Often times I have clients tell me they have a Will that was prepared years ago and it is no longer valid. My response to them is that a Will is generally valid unless it is revoked. The fact a Will was prepared years ago does not automatically make a Will invalid. A Will can be revoked by destroying the Will with the intent and purpose of revoking it or by signing a new Will. If the Will has not been torn up or cancelled by other means, it is likely still valid. It is important to know that Washington law requires that any person having custody or control of any Will, must deliver the Will to the personal representative or the court having jurisdiction upon being notified of the death of the testator, so that prior Will could very well end up being carried out. That said, it is very important to review your Will and update it if it no longer reflects your wishes.

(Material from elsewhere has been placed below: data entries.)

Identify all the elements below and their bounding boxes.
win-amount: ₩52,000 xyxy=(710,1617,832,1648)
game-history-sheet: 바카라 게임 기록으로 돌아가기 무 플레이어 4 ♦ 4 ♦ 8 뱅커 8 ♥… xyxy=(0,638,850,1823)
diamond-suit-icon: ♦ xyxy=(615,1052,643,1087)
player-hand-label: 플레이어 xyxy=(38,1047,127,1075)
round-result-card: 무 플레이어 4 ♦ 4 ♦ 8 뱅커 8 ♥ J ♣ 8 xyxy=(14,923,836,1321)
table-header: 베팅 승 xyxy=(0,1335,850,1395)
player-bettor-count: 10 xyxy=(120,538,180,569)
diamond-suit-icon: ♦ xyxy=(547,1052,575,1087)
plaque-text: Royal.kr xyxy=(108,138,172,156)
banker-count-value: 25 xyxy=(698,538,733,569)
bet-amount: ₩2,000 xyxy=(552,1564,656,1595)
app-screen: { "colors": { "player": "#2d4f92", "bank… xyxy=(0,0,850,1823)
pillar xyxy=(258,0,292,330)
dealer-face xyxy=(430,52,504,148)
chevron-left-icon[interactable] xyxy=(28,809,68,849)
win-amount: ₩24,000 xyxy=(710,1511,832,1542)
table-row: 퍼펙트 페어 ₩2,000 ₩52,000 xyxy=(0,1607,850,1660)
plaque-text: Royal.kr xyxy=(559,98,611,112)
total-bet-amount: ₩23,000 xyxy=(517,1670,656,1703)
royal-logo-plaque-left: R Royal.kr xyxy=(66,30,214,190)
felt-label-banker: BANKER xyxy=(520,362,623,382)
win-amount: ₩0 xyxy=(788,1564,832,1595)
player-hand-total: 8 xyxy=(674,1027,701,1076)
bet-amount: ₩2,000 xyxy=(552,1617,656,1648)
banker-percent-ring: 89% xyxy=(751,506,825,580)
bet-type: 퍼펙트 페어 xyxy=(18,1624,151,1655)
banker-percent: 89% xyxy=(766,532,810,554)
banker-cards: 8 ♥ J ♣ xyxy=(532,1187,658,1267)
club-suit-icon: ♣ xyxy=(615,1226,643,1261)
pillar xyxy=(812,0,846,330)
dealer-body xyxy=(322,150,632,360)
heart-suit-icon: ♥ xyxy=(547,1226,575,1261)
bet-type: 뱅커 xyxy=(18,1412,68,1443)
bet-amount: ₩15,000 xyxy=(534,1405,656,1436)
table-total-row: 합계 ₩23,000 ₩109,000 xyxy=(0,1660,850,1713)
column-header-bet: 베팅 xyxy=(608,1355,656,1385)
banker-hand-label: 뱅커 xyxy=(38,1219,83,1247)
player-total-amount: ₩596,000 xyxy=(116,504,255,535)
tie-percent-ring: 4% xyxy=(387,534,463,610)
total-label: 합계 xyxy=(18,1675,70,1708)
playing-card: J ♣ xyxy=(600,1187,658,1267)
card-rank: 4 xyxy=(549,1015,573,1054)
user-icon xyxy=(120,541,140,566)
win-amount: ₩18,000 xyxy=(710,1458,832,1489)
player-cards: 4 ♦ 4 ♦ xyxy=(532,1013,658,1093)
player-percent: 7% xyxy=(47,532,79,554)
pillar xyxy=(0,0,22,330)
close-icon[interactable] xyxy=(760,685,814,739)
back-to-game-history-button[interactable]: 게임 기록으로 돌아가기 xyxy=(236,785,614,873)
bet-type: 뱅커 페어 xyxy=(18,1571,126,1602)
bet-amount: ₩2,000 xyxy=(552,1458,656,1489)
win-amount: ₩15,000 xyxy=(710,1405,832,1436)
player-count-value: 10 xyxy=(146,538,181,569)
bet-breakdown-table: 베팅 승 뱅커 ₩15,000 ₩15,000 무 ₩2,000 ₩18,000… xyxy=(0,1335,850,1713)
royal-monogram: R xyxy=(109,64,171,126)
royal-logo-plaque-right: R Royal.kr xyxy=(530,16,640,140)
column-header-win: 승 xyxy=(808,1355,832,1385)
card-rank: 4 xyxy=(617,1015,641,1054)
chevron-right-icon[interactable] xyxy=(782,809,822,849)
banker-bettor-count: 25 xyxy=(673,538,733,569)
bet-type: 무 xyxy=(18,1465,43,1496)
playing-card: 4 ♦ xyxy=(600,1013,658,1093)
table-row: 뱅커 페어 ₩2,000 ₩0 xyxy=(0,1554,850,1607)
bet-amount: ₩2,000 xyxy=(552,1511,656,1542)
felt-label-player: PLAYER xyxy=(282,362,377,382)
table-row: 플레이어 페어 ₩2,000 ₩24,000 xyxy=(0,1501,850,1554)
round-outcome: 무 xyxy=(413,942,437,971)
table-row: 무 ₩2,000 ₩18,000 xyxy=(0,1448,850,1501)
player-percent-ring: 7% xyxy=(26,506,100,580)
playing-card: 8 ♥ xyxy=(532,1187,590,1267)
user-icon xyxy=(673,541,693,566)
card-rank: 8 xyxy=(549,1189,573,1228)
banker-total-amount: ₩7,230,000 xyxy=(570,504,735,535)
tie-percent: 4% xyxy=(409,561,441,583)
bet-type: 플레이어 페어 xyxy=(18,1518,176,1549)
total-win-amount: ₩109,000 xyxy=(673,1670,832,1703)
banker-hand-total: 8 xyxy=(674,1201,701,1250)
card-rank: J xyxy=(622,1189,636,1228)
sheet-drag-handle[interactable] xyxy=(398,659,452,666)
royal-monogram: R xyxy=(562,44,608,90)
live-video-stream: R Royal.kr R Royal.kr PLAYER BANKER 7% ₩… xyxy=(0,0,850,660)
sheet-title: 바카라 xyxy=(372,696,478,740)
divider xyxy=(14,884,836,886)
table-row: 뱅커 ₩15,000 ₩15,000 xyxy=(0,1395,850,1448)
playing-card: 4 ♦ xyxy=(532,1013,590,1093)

A good rule of thumb is that you should review your estate plan every 3 – 5 years or when there is a significant change in your life. You should consider whether you have had any changes in your family, such as births, deaths, marriages, or divorces. You should also consider whether your financial situation has significantly changed. Bottom line, you need to decide whether your estate plan, which includes your Will, still accurately sets forth your wishes as to who will receive your property at your death and who will carry out your wishes.
If you find you have had changes since your Will was prepared or since the last update, you may benefit by sitting down and with an experienced estate planning attorney to determine if it needs adjusting.
Your Will can be adjusted in two ways, by signing a Codicil to your Will or by signing a new Will. A Codicil is a supplement to your Will that explains, modifies or revokes a Will or part of one. Once you and your attorney decide what updates are necessary, your attorney will advise you whether a Codicil or a new Will is the best method for your updates.